隊長は、彼女の雰囲気に、目敏くやんごとない感じを認め、一方でオットーに対しては、大したことはないと見抜き、余り敬意を持つことはなかった。
リーザには、この騎兵の人相や佇まいに見覚えがあり、いつか会ったかということを尋ねてみたい気持ちがあったが、今はすっかり畏縮して、遠慮してしまうのだった。
バルビタールというのは、彼らがやって来た街であり、大都市だった。中央に大聖堂を据え、貴人である諸侯がその周りに住み、彼らや、有力商人や、熟達した職人などで成り立つ議会で、都市の政治が執り行われる。しかし最高権力を持つのは領主であり、バルビタールの領主は、オリバーという。

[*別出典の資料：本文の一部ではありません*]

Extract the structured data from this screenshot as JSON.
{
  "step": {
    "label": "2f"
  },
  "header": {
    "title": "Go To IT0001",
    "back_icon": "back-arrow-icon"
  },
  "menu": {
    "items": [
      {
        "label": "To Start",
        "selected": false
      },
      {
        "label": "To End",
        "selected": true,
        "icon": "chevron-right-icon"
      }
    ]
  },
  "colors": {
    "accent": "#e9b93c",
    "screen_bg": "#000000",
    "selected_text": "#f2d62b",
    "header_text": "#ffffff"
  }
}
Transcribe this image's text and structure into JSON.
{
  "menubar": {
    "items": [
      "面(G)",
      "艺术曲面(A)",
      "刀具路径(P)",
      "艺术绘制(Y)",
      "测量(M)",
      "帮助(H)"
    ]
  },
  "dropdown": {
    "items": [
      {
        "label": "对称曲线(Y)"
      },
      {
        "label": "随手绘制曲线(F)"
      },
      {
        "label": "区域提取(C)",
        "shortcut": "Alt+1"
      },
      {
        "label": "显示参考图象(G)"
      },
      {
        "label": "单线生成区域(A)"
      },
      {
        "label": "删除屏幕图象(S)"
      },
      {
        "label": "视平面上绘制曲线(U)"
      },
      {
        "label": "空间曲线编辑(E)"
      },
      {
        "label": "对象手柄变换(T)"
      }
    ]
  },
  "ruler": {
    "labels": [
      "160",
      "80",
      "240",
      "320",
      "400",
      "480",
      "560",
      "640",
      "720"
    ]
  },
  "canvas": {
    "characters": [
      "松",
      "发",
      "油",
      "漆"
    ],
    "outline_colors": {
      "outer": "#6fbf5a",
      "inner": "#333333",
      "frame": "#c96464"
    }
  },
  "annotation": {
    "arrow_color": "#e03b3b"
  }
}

「――出来れば」、と隊長は言った。「もっと早くに駆け付けたかったのだが、出征の命が下るまでに、ひと悶着あったのだ。オリバー殿下と、商人や貴族たち――すなわち議会との間で、今回の事件に際して、派兵すべきか否かが論じられたのだが、激しい対立があったのだ。領主であられる殿下には、領地を取り戻すために派兵したいという思いがまずあり、しかし議会では、戦となれば、外部との交易が出来なくなったり、物品の生産に制限がかかったりするなど、商売における難点が出てくるため、異を唱えたのだ」
「成るほど」、とオットーは、感心したように言う。「やっぱり、大都市というのは、政治体制が緻密になってるものなんですね。その辺の町や村では、議会といえるほどのしっかりした組織はなく、せいぜい寄合というべき程度のものがあるだけで、そこで行われる議論も、どこか和気あいあいとしているというか、なれ合いじみていて、そういう誰かと誰かの思惑が対立するということが、あんまりないんですよね」
「思うに、人間関係の影響があるのだろう」、と隊長。「たくさんのひとが、都市には暮らしている。職人がおり、商人がおり、学生がおり、浮浪者がいる。我々、騎士もいる。聖職者もいる。それぞれに固有の身分があり、縄張りがある。ゆえに、対立が生じる。規模の小さい村や町のように、住民同士の関係が密接でないから、ヘンに邪推したりして自己の便益を守ろうと敵対しやすいのかも知れない」
隊長は、外した小手に手を突っ込むと、拳を握ったり開いたりしてはまり具合を調整した。
「ひとが多ければ多いほど、経済活動が活発になり、賑わい、栄えるが、一方でデメリットもあるというわけだ」
そこまで言うと、彼は
「さて、我々は程なく着くと思われる工兵隊や補給隊を待つ。君たちはどうする? もしよければ、この村の復旧作業を手伝ってもらいたいが」
オットーは、少し考えた。彼にとっては、騎兵には申し訳ないが、廃村の復旧を手助けするというのは、その義理も特になく、面倒であることが明白で、もう帰っていい気がした。村の襲撃の詳細は結局分からなかったが、後のことは大体、予想が付く。偵察隊が来て、あるいはもっと詳しく調査する可能性はあるが、自分の目でザッと見てみて、目ぼしい手がかりはなかった。これ以上の成果を上げるのは、難しいだろうということだった。
ふと、オットーはリーザを見た。すると、彼女も同様、これからのことについて考える様子だったが、心なしか、面持ちが悲痛だった。
風が吹いた。すると、不快感が込み上げてくるようで、オットーは思わず顔をしかめた。